Giter Club home page Giter Club logo

abtextsum's Introduction

abtextsum

This source code has been used in the experimental procedure of the following paper:

Panagiotis Kouris, Georgios Alexandridis, Andreas Stafylopatis. 2019. Abstractive text summarization based on deep learning and semantic content generalization. In Proceedings of the 57th Annual Meeting of the Association for Computational Linguistics, pp. 5082-5092.

This paper is accessible in the Proceedings of the 57th ACL Annual Meeting (2019) or directly from here.
For citing, the BibTex follows:

@inproceedings{kouris2019abstractive,
  title={Abstractive text summarization based on deep learning and semantic content generalization},
  author={Kouris, Panagiotis and Alexandridis, Georgios and Stafylopatis, Andreas},
  booktitle={Proceedings of the 57th Annual Meeting of the Association for Computational Linguistics},
  month = jul,
  year={2019}
  address = {Florence, Italy},
  publisher = {Association for Computational Linguistics},
  url = {https://www.aclweb.org/anthology/P19-1501},
  pages={5082--5092},
}



Code Description

The code described below follows the methodology and the assumptions which are described in detail in the aforementioned paper. The experimental procedure, as it is described in the paper, requires as initial dataset for training, validation and testing the Gigaword dataset as it is described by Rush et. al. 2015 (see references in the paper). Also for testing, the DUC 2004 dataset is used as this is also described in the paper.
According to the paper, the initial dataset is preprocessed furthermore and generalized to one of the proposed text generalization strategies (e.g. NEG100 or LG200d5). Then the generalized dataset is used for training where the deep learning model learns to predict a generalized summary.
In the phase of testing, a generalized article (e.g. an article of the test set) is given as input to the deep learning model which predicts the respective generalized summary. Then, in the phase of post-processing, the generalized concepts of the generalized summary are replaced by the specific concepts of the original (preprocessed) article producing the final summary.

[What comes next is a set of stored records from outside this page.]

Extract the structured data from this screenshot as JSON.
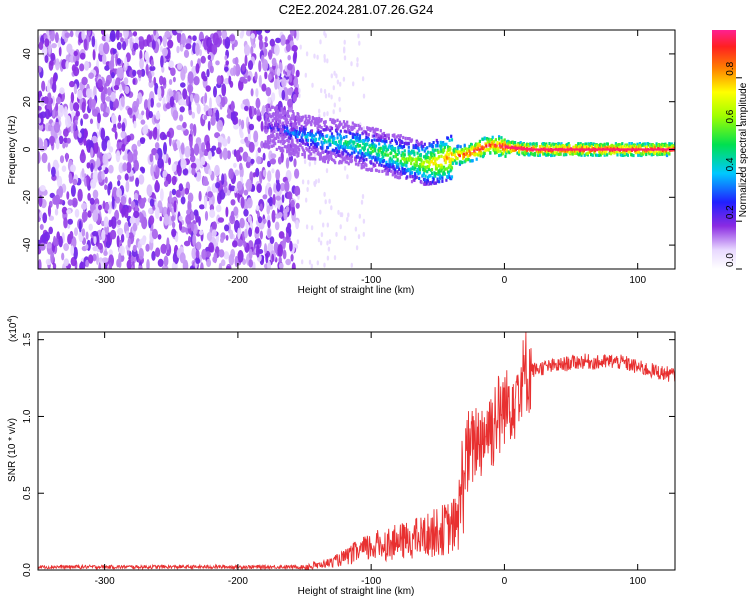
{
  "title": "C2E2.2024.281.07.26.G24",
  "chart_data": [
    {
      "type": "heatmap",
      "xlabel": "Height of straight line (km)",
      "ylabel": "Frequency (Hz)",
      "xlim": [
        -350,
        128
      ],
      "ylim": [
        -50,
        50
      ],
      "xticks": [
        -300,
        -200,
        -100,
        0,
        100
      ],
      "yticks": [
        -40,
        -20,
        0,
        20,
        40
      ],
      "colorbar": {
        "label": "Normalized spectral amplitude",
        "range": [
          0,
          1
        ],
        "ticks": [
          "0.0",
          "0.2",
          "0.4",
          "0.6",
          "0.8"
        ]
      },
      "signal_track": {
        "x": [
          -180,
          -160,
          -140,
          -120,
          -100,
          -80,
          -60,
          -50,
          -40,
          -30,
          -20,
          -10,
          0,
          20,
          60,
          128
        ],
        "y": [
          10,
          7,
          4,
          3,
          0,
          -3,
          -6,
          -5,
          -3,
          -2,
          0,
          2,
          1,
          0,
          0,
          0
        ],
        "amplitude": [
          0.2,
          0.35,
          0.45,
          0.5,
          0.55,
          0.6,
          0.7,
          0.8,
          0.85,
          0.9,
          0.95,
          0.9,
          1.0,
          0.98,
          0.98,
          0.98
        ]
      }
    },
    {
      "type": "line",
      "xlabel": "Height of straight line (km)",
      "ylabel": "SNR (10 * v/v)",
      "yscale_label": "(x10",
      "yscale_exp": "4",
      "yscale_close": ")",
      "xlim": [
        -350,
        128
      ],
      "ylim": [
        0,
        1.55
      ],
      "xticks": [
        -300,
        -200,
        -100,
        0,
        100
      ],
      "yticks": [
        0.0,
        0.5,
        1.0,
        1.5
      ],
      "ytick_labels": [
        "0.0",
        "0.5",
        "1.0",
        "1.5"
      ],
      "series": [
        {
          "color": "#e83030",
          "x": [
            -350,
            -300,
            -250,
            -200,
            -150,
            -140,
            -130,
            -120,
            -110,
            -100,
            -90,
            -80,
            -70,
            -60,
            -50,
            -40,
            -35,
            -30,
            -20,
            -10,
            0,
            10,
            20,
            30,
            40,
            50,
            60,
            70,
            80,
            90,
            100,
            110,
            120,
            128
          ],
          "y": [
            0.02,
            0.02,
            0.02,
            0.02,
            0.02,
            0.03,
            0.05,
            0.08,
            0.12,
            0.15,
            0.17,
            0.18,
            0.2,
            0.22,
            0.25,
            0.28,
            0.3,
            0.7,
            0.85,
            0.95,
            1.05,
            1.2,
            1.3,
            1.32,
            1.33,
            1.35,
            1.36,
            1.35,
            1.36,
            1.35,
            1.32,
            1.3,
            1.28,
            1.27
          ]
        }
      ]
    }
  ]
}
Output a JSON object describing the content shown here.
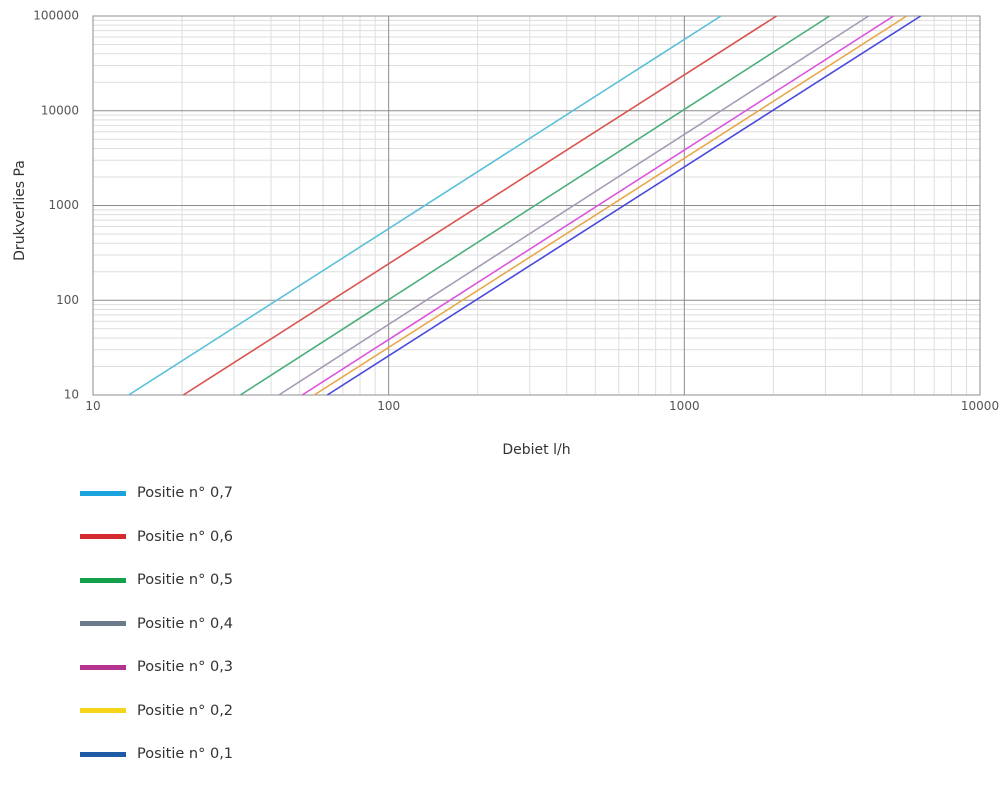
{
  "chart_data": {
    "type": "line",
    "x_scale": "log",
    "y_scale": "log",
    "xlabel": "Debiet l/h",
    "ylabel": "Drukverlies Pa",
    "xlim": [
      10,
      10000
    ],
    "ylim": [
      10,
      100000
    ],
    "x_ticks": [
      "10",
      "100",
      "1000",
      "10000"
    ],
    "y_ticks": [
      "10",
      "100",
      "1000",
      "10000",
      "100000"
    ],
    "grid": true,
    "legend_position": "bottom-left",
    "series": [
      {
        "name": "Positie n° 0,7",
        "color": "#5bc0d9",
        "legend_color": "#1aa3dd",
        "x": [
          13.2,
          1330
        ],
        "y": [
          10,
          100000
        ]
      },
      {
        "name": "Positie n° 0,6",
        "color": "#d9534f",
        "legend_color": "#d42a2f",
        "x": [
          20.2,
          2050
        ],
        "y": [
          10,
          100000
        ]
      },
      {
        "name": "Positie n° 0,5",
        "color": "#4cae7c",
        "legend_color": "#14a04a",
        "x": [
          31.5,
          3100
        ],
        "y": [
          10,
          100000
        ]
      },
      {
        "name": "Positie n° 0,4",
        "color": "#a79bb5",
        "legend_color": "#6b7b8c",
        "x": [
          42.5,
          4200
        ],
        "y": [
          10,
          100000
        ]
      },
      {
        "name": "Positie n° 0,3",
        "color": "#dd55dd",
        "legend_color": "#b5328f",
        "x": [
          51,
          5100
        ],
        "y": [
          10,
          100000
        ]
      },
      {
        "name": "Positie n° 0,2",
        "color": "#e8a84a",
        "legend_color": "#f5d41a",
        "x": [
          56,
          5650
        ],
        "y": [
          10,
          100000
        ]
      },
      {
        "name": "Positie n° 0,1",
        "color": "#4848dd",
        "legend_color": "#1f5aa6",
        "x": [
          62,
          6300
        ],
        "y": [
          10,
          100000
        ]
      }
    ]
  }
}
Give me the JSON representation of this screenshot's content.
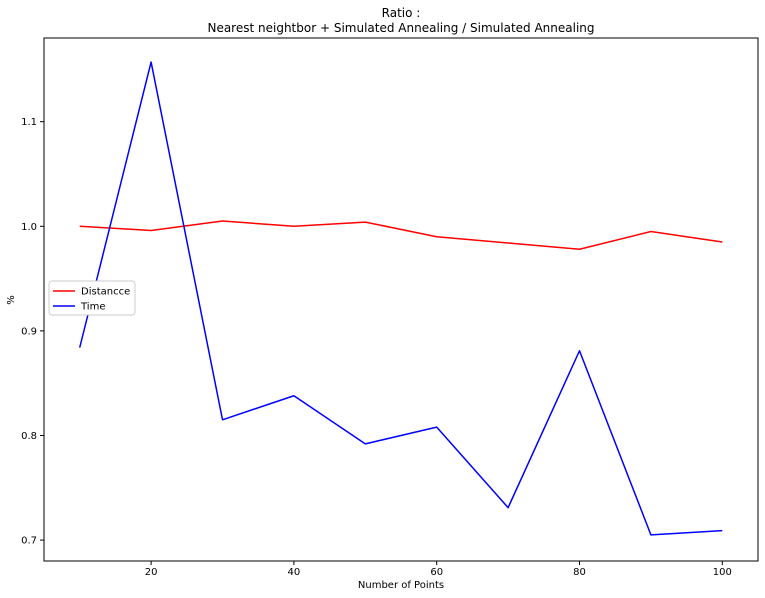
{
  "chart_data": {
    "type": "line",
    "title": "Ratio :",
    "subtitle": "Nearest neightbor + Simulated Annealing / Simulated Annealing",
    "xlabel": "Number of Points",
    "ylabel": "%",
    "x": [
      10,
      20,
      30,
      40,
      50,
      60,
      70,
      80,
      90,
      100
    ],
    "xticks": [
      "20",
      "40",
      "60",
      "80",
      "100"
    ],
    "yticks": [
      "0.7",
      "0.8",
      "0.9",
      "1.0",
      "1.1"
    ],
    "xlim": [
      5,
      105
    ],
    "ylim": [
      0.68,
      1.18
    ],
    "grid": false,
    "legend_position": "center-left",
    "series": [
      {
        "name": "Distancce",
        "color": "#ff0000",
        "values": [
          1.0,
          0.996,
          1.005,
          1.0,
          1.004,
          0.99,
          0.984,
          0.978,
          0.995,
          0.985
        ]
      },
      {
        "name": "Time",
        "color": "#0000ff",
        "values": [
          0.884,
          1.157,
          0.815,
          0.838,
          0.792,
          0.808,
          0.731,
          0.881,
          0.705,
          0.709
        ]
      }
    ]
  }
}
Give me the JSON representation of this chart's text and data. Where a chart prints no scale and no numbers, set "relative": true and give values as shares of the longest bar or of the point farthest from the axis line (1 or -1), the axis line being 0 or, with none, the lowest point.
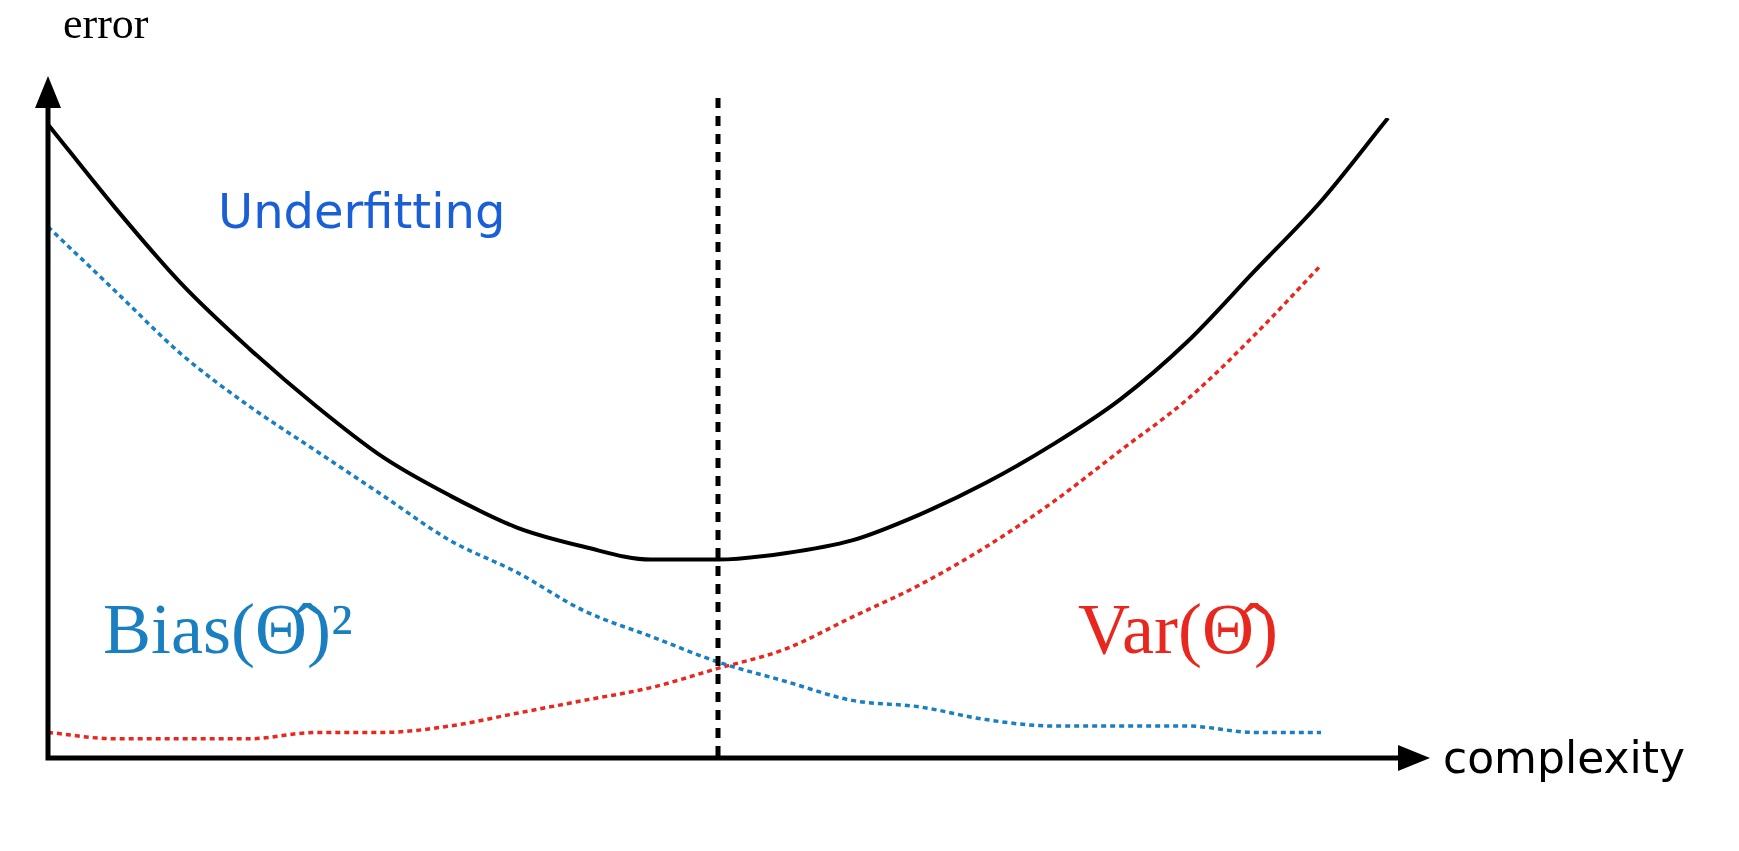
{
  "chart_data": {
    "type": "line",
    "relative": true,
    "xlabel": "complexity",
    "ylabel": "error",
    "annotations": [
      "Underfitting"
    ],
    "legend": false,
    "categories": [
      null,
      null,
      null,
      null,
      null,
      null,
      null,
      null,
      null,
      null,
      null,
      null,
      null,
      null,
      null,
      null,
      null,
      null,
      null,
      null,
      null
    ],
    "series": [
      {
        "color": "#000000",
        "line_style": "solid",
        "values": [
          0.99,
          0.86,
          0.74,
          0.64,
          0.55,
          0.47,
          0.41,
          0.36,
          0.33,
          0.31,
          0.31,
          0.32,
          0.34,
          0.38,
          0.43,
          0.49,
          0.56,
          0.65,
          0.76,
          0.87,
          1
        ]
      },
      {
        "name": "Bias(Θ̂)²",
        "color": "#1a7fc1",
        "line_style": "dashed",
        "values": [
          0.83,
          0.73,
          0.63,
          0.55,
          0.48,
          0.41,
          0.34,
          0.29,
          0.23,
          0.19,
          0.15,
          0.12,
          0.09,
          0.08,
          0.06,
          0.05,
          0.05,
          0.05,
          0.04,
          0.04,
          null
        ]
      },
      {
        "name": "Var(Θ̂)",
        "color": "#e8281e",
        "line_style": "dashed",
        "values": [
          0.04,
          0.03,
          0.03,
          0.03,
          0.04,
          0.04,
          0.05,
          0.07,
          0.09,
          0.11,
          0.14,
          0.17,
          0.22,
          0.27,
          0.33,
          0.4,
          0.48,
          0.56,
          0.66,
          0.77,
          null
        ]
      }
    ]
  }
}
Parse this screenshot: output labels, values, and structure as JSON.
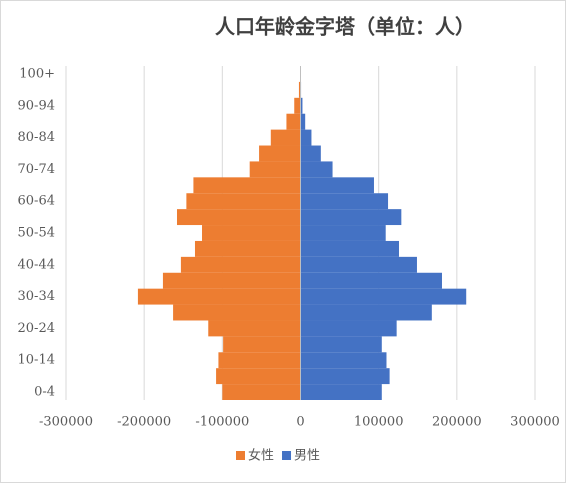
{
  "chart_data": {
    "type": "bar",
    "orientation": "horizontal",
    "title": "人口年龄金字塔（单位：人）",
    "categories": [
      "0-4",
      null,
      "10-14",
      null,
      "20-24",
      null,
      "30-34",
      null,
      "40-44",
      null,
      "50-54",
      null,
      "60-64",
      null,
      "70-74",
      null,
      "80-84",
      null,
      "90-94",
      null,
      "100+"
    ],
    "series": [
      {
        "name": "女性",
        "color": "#ed7d31",
        "values": [
          -100000,
          -108000,
          -105000,
          -99000,
          -118000,
          -163000,
          -208000,
          -176000,
          -153000,
          -135000,
          -126000,
          -158000,
          -146000,
          -137000,
          -65000,
          -53000,
          -38000,
          -18000,
          -8000,
          -2000,
          -500
        ]
      },
      {
        "name": "男性",
        "color": "#4472c4",
        "values": [
          104000,
          114000,
          110000,
          104000,
          123000,
          168000,
          212000,
          181000,
          149000,
          126000,
          109000,
          129000,
          112000,
          94000,
          41000,
          26000,
          14000,
          6000,
          2500,
          700,
          200
        ]
      }
    ],
    "xlim": [
      -300000,
      300000
    ],
    "xticks": [
      -300000,
      -200000,
      -100000,
      0,
      100000,
      200000,
      300000
    ],
    "grid": true,
    "legend": "bottom"
  }
}
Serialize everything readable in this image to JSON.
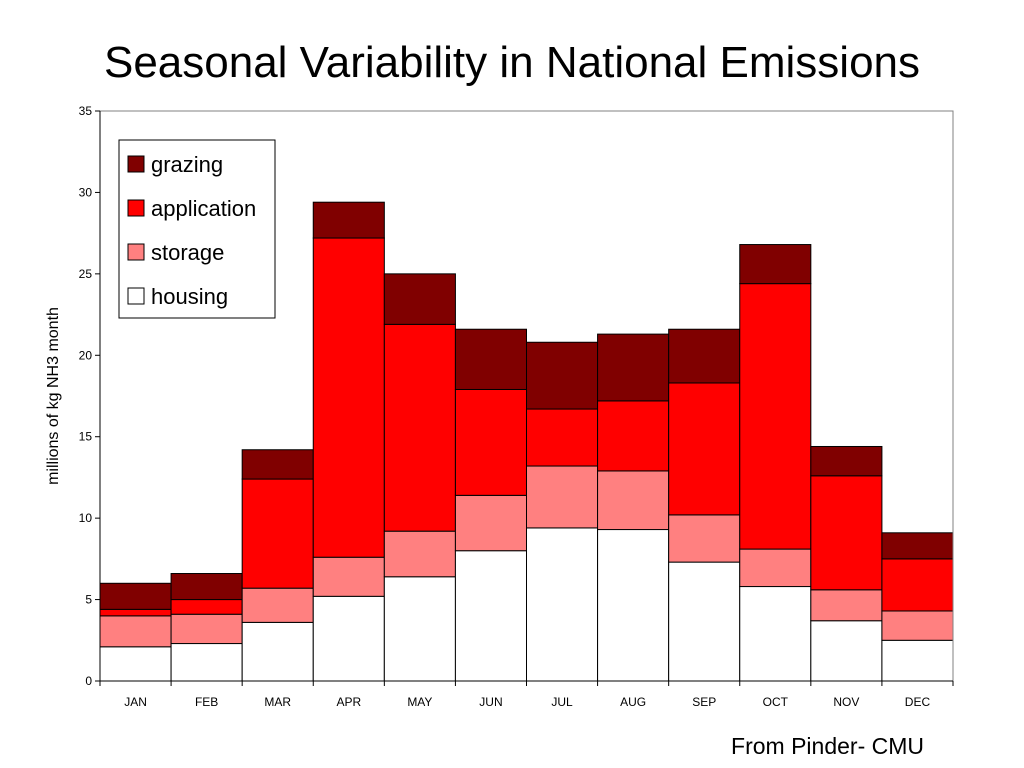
{
  "slide": {
    "title": "Seasonal Variability in National Emissions",
    "credit": "From Pinder- CMU"
  },
  "chart_data": {
    "type": "bar",
    "stacked": true,
    "categories": [
      "JAN",
      "FEB",
      "MAR",
      "APR",
      "MAY",
      "JUN",
      "JUL",
      "AUG",
      "SEP",
      "OCT",
      "NOV",
      "DEC"
    ],
    "series": [
      {
        "name": "housing",
        "color": "#FFFFFF",
        "values": [
          2.1,
          2.3,
          3.6,
          5.2,
          6.4,
          8.0,
          9.4,
          9.3,
          7.3,
          5.8,
          3.7,
          2.5
        ]
      },
      {
        "name": "storage",
        "color": "#FF8080",
        "values": [
          1.9,
          1.8,
          2.1,
          2.4,
          2.8,
          3.4,
          3.8,
          3.6,
          2.9,
          2.3,
          1.9,
          1.8
        ]
      },
      {
        "name": "application",
        "color": "#FF0000",
        "values": [
          0.4,
          0.9,
          6.7,
          19.6,
          12.7,
          6.5,
          3.5,
          4.3,
          8.1,
          16.3,
          7.0,
          3.2
        ]
      },
      {
        "name": "grazing",
        "color": "#800000",
        "values": [
          1.6,
          1.6,
          1.8,
          2.2,
          3.1,
          3.7,
          4.1,
          4.1,
          3.3,
          2.4,
          1.8,
          1.6
        ]
      }
    ],
    "legend_order": [
      "grazing",
      "application",
      "storage",
      "housing"
    ],
    "ylabel": "millions of kg NH3 month",
    "ylim": [
      0,
      35
    ],
    "yticks": [
      0,
      5,
      10,
      15,
      20,
      25,
      30,
      35
    ],
    "legend_position": "top-left",
    "grid": false
  }
}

The workflow of this framework follows:

  1. Preprocessing of the dataset
    The task of preprocessing of the dataset is performed by DataPreprocessing class (preprocessing.py file). The method clean_dataset() is used for preprocessing the Gigaword dataset while the method clean_duc_dataset_from_original_to_cleaned() is used for DUC dataset.

  2. Text generalization
    Both text generalization tasks, NEG and LG, are performed by DataPreprocessing class (preprocessing.py file).
    Firstly, part-of-speach tagging is required which is performed by pos_tagging_of_dataset_and_vocabulary_of_words_pos_frequent() method for Gigaword dataset and pos_tagging_of_duc_dataset_and_vocab_pos_frequent() method for DUC dataset. Then the NEG and LG strategy can be applied as follows:

    1. NEG Strategy
      The annotation of named entities is performed by ner_of_dataset_and_vocabulary_of_ner_words() method for Gigaword dataset and ner_of_duc_dataset_and_vocab_of_ne() method for DUC dataset. Then the methods conver_dataset_with_ner_from_stanford_and_wordnet() for Gigaword dataset and conver_duc_dataset_with_ner_from_stanford_and_wordnet() for DUC dataset generalize these datasets according to NEG strategy having set the parameters accordingly.

    2. LG Strategy
      The word_freq_hypernym_paths() method produces a file that contains a vocabulary with the frequency and the hypernym path of each word. Then this file is used by vocab_based_on_hypernyms() method in order to produce a file that contains a vocabulary with those words that are candidates for generalization. Finally, for the Gigaword dataset, the convert_dataset_to_general() method produces the files with summary-article pairs which constitute the generalized dataset, while for DUC dataset the convert_duc_dataset_based_on_level_of_generalizetion() method is used. The hyperparameters of these methods should be set accordingly.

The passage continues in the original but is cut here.